INDOPOSCO.ID – Ajang Indonesia Rally Raid Adventure (IRRA) 2025 kembali menjadi sorotan setelah JAECOO J8 SHS ARDIS tampil impresif sebagai Zero Car resmi. Reli lintas alam yang berlangsung pada 3–6 Desember 2025 ini menghadirkan rute ekstrem sepanjang lebih dari 400 kilometer melintasi Majalengka, Sumedang, hingga Indramayu.
Untuk pertama kalinya, sebuah mobil berteknologi Plug-In Hybrid Electric Vehicle (PHEV) dipercaya memimpin jalur pembuka ajang reli raid di Indonesia.
Sebagai Zero Car, J8 SHS ARDIS bertugas memastikan jalur utama aman sebelum puluhan peserta memasuki rute. Mobil ini hadir dengan beberapa modifikasi ringan seperti ban Goodyear Wrangler RT, lift kit suspension, mudflap, serta livery bernomor 0 sebagai identitas kendaraan pembuka. Kendati tampil elegan, karakter “Monster in Suit” dari SUV premium ini justru semakin terlihat ketika harus menaklukkan berbagai rintangan alam yang keras.

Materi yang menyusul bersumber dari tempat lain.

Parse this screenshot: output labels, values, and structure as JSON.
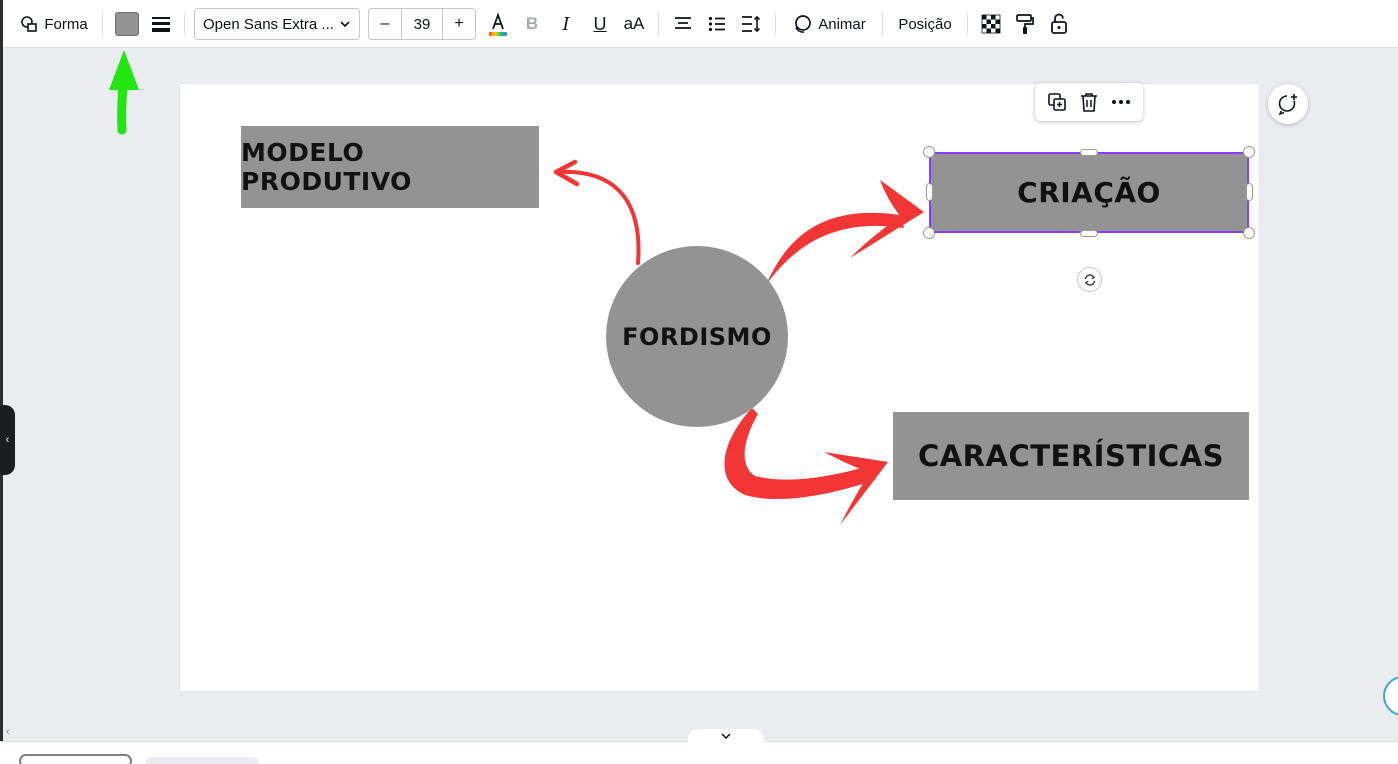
{
  "toolbar": {
    "shape_label": "Forma",
    "fill_color": "#939393",
    "font_name": "Open Sans Extra ...",
    "font_size": "39",
    "size_decrease": "–",
    "size_increase": "+",
    "case_label": "aA",
    "animate_label": "Animar",
    "position_label": "Posição"
  },
  "design": {
    "center_text": "FORDISMO",
    "box_top_left": "MODELO PRODUTIVO",
    "box_top_right": "CRIAÇÃO",
    "box_bottom_right": "CARACTERÍSTICAS",
    "shape_color": "#939393",
    "arrow_color": "#f23535"
  },
  "annotation": {
    "arrow_color": "#22e60f"
  },
  "selection": {
    "color": "#8b3dff"
  }
}
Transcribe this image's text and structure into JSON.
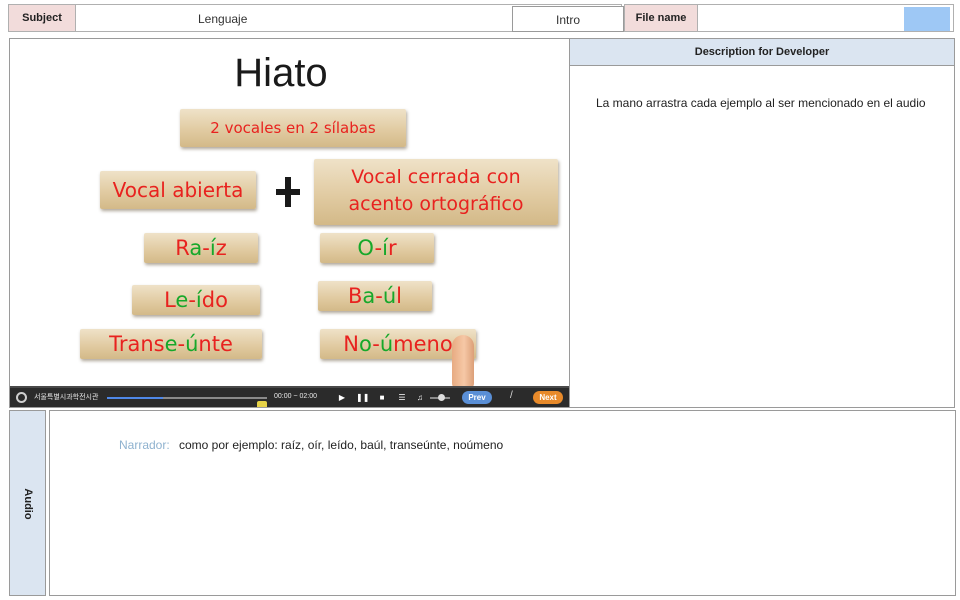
{
  "header": {
    "subject_label": "Subject",
    "subject_value": "Lenguaje",
    "section": "Intro",
    "file_label": "File name",
    "file_value": ""
  },
  "slide": {
    "title": "Hiato",
    "syllable_tag": "2 vocales  en 2 sílabas",
    "open_vowel": "Vocal  abierta",
    "closed_vowel_line1": "Vocal  cerrada con",
    "closed_vowel_line2": "acento ortográfico",
    "examples": [
      {
        "parts": [
          {
            "t": "R",
            "c": "r"
          },
          {
            "t": "a",
            "c": "g"
          },
          {
            "t": "-",
            "c": "r"
          },
          {
            "t": "í",
            "c": "g"
          },
          {
            "t": "z",
            "c": "r"
          }
        ]
      },
      {
        "parts": [
          {
            "t": "O",
            "c": "g"
          },
          {
            "t": "-",
            "c": "r"
          },
          {
            "t": "í",
            "c": "g"
          },
          {
            "t": "r",
            "c": "r"
          }
        ]
      },
      {
        "parts": [
          {
            "t": "L",
            "c": "r"
          },
          {
            "t": "e",
            "c": "g"
          },
          {
            "t": "-",
            "c": "r"
          },
          {
            "t": "í",
            "c": "g"
          },
          {
            "t": "do",
            "c": "r"
          }
        ]
      },
      {
        "parts": [
          {
            "t": "B",
            "c": "r"
          },
          {
            "t": "a",
            "c": "g"
          },
          {
            "t": "-",
            "c": "r"
          },
          {
            "t": "ú",
            "c": "g"
          },
          {
            "t": "l",
            "c": "r"
          }
        ]
      },
      {
        "parts": [
          {
            "t": "Trans",
            "c": "r"
          },
          {
            "t": "e",
            "c": "g"
          },
          {
            "t": "-",
            "c": "r"
          },
          {
            "t": "ú",
            "c": "g"
          },
          {
            "t": "nte",
            "c": "r"
          }
        ]
      },
      {
        "parts": [
          {
            "t": "N",
            "c": "r"
          },
          {
            "t": "o",
            "c": "g"
          },
          {
            "t": "-",
            "c": "r"
          },
          {
            "t": "ú",
            "c": "g"
          },
          {
            "t": "meno",
            "c": "r"
          }
        ]
      }
    ]
  },
  "player": {
    "org": "서울특별시과학전시관",
    "time": "00:00 ~ 02:00",
    "progress": 0.35,
    "prev_label": "Prev",
    "separator": "/",
    "next_label": "Next"
  },
  "description": {
    "heading": "Description for Developer",
    "text": "La mano arrastra cada ejemplo al ser mencionado en el audio"
  },
  "audio": {
    "tab_label": "Audio",
    "speaker": "Narrador:",
    "line": "como por ejemplo: raíz, oír, leído, baúl, transeúnte, noúmeno"
  },
  "colors": {
    "label_bg": "#f2dcdb",
    "panel_head_bg": "#dbe5f1",
    "word_red": "#e8221f",
    "word_green": "#16a82a",
    "prev_button": "#5a8fd6",
    "next_button": "#e88a2a"
  }
}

Business Unit Director JAECOO Indonesia, Jim Ma, mengaku bangga karena JAECOO dapat berpartisipasi dalam ajang bergengsi ini. Menurutnya, IRRA 2025 menjadi panggung yang tepat untuk membuktikan ketahanan teknologi elektrifikasi milik JAECOO, termasuk perpaduan tenaga EV dan hybrid yang dirancang menghadapi kondisi nyata di Indonesia.
“Ini membuktikan bahwa JAECOO J8 SHS ARDIS tidak hanya premium secara tampilan, tetapi juga memiliki kemampuan all-terrain yang sesungguhnya,” ujarnya.
Pembalap AXCR, Rindra Pradipta, yang dipercaya mengemudikan Zero Car, juga memberikan penilaian positif. Ia menyebut J8 SHS ARDIS sebagai PHEV pertama yang ikut serta di reli raid Indonesia. Meskipun digunakan dalam kondisi hampir standar, mobil ini tetap menunjukkan torsi besar, stabilitas mumpuni, serta traksi kuat saat melibas jalur berbatu, tanjakan, hingga lumpur pekat.
“Mobil ini benar-benar mengesankan, tenaganya besar dan sangat responsif,” ucapnya.
Hal senada disampaikan navigator Zero Car asal Thailand, Chupong Chaiwan. Ia menyoroti performa sistem All Road Drive Intelligent System (ARDIS) yang dinilai sangat cerdas membaca kondisi permukaan medan.
Saat mobil melintasi lumpur berat, ARDIS mampu menyesuaikan distribusi traksi secara cepat sehingga mobil tetap melaju stabil tanpa hambatan berarti. Ia juga memuji suspensi standar CDC Magnetic Suspension yang tetap memberi kenyamanan tingkat tinggi di dalam kabin meski medan reli sangat ekstrem.
“Benar-benar terasa seperti first class off-road,” ungkapnya.
Kehadiran JAECOO J8 SHS ARDIS sebagai Zero Car di IRRA 2025 tidak hanya menandai sejarah baru bagi kendaraan PHEV di Indonesia, tetapi juga membuka peluang besar bagi perkembangan mobilitas elektrifikasi di dunia motorsport tanah air. Performa stabil dan meyakinkan yang ditunjukkan mobil ini menjadi bukti bahwa teknologi hybrid modern mampu bersaing bahkan di medan paling berat sekalipun.(eva)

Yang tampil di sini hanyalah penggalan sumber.